は?何それおいしいの?




その中にはなしのん兄もいて、なしのんはお兄さんに向かってあたしを送り届けるように言っていた。(なぜかあたしからは脅しているように見えたのは気のせいだと思いたい)


それからなしのんは2次会メンバーといっしょにさっさと行ってしまった。薄情すぎるぞなしのん。
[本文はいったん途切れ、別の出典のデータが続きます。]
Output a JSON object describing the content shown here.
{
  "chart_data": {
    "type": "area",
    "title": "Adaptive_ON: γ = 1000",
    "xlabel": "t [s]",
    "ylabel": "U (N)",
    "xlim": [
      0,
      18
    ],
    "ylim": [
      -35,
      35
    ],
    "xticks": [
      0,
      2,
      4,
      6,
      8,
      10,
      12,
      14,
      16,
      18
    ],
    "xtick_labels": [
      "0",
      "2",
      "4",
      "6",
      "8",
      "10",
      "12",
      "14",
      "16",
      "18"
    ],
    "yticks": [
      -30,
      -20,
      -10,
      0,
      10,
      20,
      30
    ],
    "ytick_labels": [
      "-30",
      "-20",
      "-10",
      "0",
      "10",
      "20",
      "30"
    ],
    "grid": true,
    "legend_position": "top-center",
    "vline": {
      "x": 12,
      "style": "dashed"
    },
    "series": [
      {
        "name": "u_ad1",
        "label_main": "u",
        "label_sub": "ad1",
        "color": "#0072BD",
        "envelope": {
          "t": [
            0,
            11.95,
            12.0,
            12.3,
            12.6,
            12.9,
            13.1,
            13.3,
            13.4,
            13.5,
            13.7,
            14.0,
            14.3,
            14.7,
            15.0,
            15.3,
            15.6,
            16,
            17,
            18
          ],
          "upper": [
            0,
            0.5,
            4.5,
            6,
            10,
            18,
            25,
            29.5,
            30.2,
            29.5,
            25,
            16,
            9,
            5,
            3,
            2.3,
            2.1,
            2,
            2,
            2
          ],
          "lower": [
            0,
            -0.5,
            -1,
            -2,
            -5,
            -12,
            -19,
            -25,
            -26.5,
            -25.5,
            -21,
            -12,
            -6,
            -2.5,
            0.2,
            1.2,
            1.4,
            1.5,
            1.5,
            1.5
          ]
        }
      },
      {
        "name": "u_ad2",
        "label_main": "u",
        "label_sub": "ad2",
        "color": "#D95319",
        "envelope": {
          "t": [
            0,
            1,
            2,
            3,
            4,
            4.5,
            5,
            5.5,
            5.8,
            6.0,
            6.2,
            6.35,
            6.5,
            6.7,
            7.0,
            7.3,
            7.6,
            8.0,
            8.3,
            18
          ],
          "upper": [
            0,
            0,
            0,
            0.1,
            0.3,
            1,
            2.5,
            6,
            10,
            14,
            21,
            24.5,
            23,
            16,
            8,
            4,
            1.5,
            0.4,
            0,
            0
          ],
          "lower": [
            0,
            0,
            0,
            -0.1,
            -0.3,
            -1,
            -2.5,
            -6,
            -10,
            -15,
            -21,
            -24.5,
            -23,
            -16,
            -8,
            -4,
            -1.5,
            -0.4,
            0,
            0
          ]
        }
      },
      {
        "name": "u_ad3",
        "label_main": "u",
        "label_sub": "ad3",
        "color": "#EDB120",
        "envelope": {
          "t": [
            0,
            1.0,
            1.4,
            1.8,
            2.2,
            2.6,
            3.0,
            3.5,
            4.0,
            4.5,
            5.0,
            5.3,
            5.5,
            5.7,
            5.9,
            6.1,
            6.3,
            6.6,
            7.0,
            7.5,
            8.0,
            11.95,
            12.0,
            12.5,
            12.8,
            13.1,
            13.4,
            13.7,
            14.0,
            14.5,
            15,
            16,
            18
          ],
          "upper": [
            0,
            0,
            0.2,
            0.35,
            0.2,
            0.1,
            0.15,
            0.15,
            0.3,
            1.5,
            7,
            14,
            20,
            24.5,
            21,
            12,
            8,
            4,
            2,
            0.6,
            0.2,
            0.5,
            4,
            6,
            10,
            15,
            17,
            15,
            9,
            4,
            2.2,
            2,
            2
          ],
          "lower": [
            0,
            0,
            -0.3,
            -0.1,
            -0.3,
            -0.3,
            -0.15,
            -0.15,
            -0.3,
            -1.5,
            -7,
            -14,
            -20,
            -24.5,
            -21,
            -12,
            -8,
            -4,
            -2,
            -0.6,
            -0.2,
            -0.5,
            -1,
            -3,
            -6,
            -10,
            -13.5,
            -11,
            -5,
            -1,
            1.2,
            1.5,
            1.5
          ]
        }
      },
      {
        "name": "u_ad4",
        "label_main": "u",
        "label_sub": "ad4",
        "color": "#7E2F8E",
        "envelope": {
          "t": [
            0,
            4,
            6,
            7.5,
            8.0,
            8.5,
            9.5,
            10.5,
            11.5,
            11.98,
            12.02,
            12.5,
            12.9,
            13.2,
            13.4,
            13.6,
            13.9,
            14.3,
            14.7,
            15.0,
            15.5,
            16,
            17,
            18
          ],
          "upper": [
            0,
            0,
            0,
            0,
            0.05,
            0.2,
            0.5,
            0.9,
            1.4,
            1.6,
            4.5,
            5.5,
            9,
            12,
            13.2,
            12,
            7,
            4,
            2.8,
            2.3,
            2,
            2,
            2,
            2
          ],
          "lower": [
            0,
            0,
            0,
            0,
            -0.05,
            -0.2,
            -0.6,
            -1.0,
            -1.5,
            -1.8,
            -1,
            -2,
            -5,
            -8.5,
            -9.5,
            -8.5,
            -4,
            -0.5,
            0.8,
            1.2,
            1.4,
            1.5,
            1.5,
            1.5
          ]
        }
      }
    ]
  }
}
その後ろ姿を見送ってからなしのん兄は苦さを含む笑みを浮かべてあたしに「行こうか」と言って歩き出した。



「なんか…すみません」



なしのん兄の半歩後ろをおずおずと着いて行きながら謝る。え、だってこの状況絶対になしのんのせいだし。



「ん?あぁ、気にしないで?」



あたしの意図を察してそんなことを言ってくれるなしのん兄は優しい。


でもそのあとに「こんなのいつものと比べればかわいいものだよ…」と遠い目をしながら言われたのだが。なしのんよ、お前はいつもお兄さん相手に何をしているんだ。



「実花ちゃん、まだ時間大丈夫?」


「え?あーはい、平気です」



時刻は夕方の6時。稔にでも連絡しておけば問題ないだろう。



「じゃあもう少し話していかない?」



由衣のことでもっと話したいこともあるし奢るから、と言われてあっさりとOKしたあたし。


だってなしのん兄から聞くなしのんの話おもしろいし、奢りだし。と考えてなんて現金なんだ自分と思ってしまった。行くけど。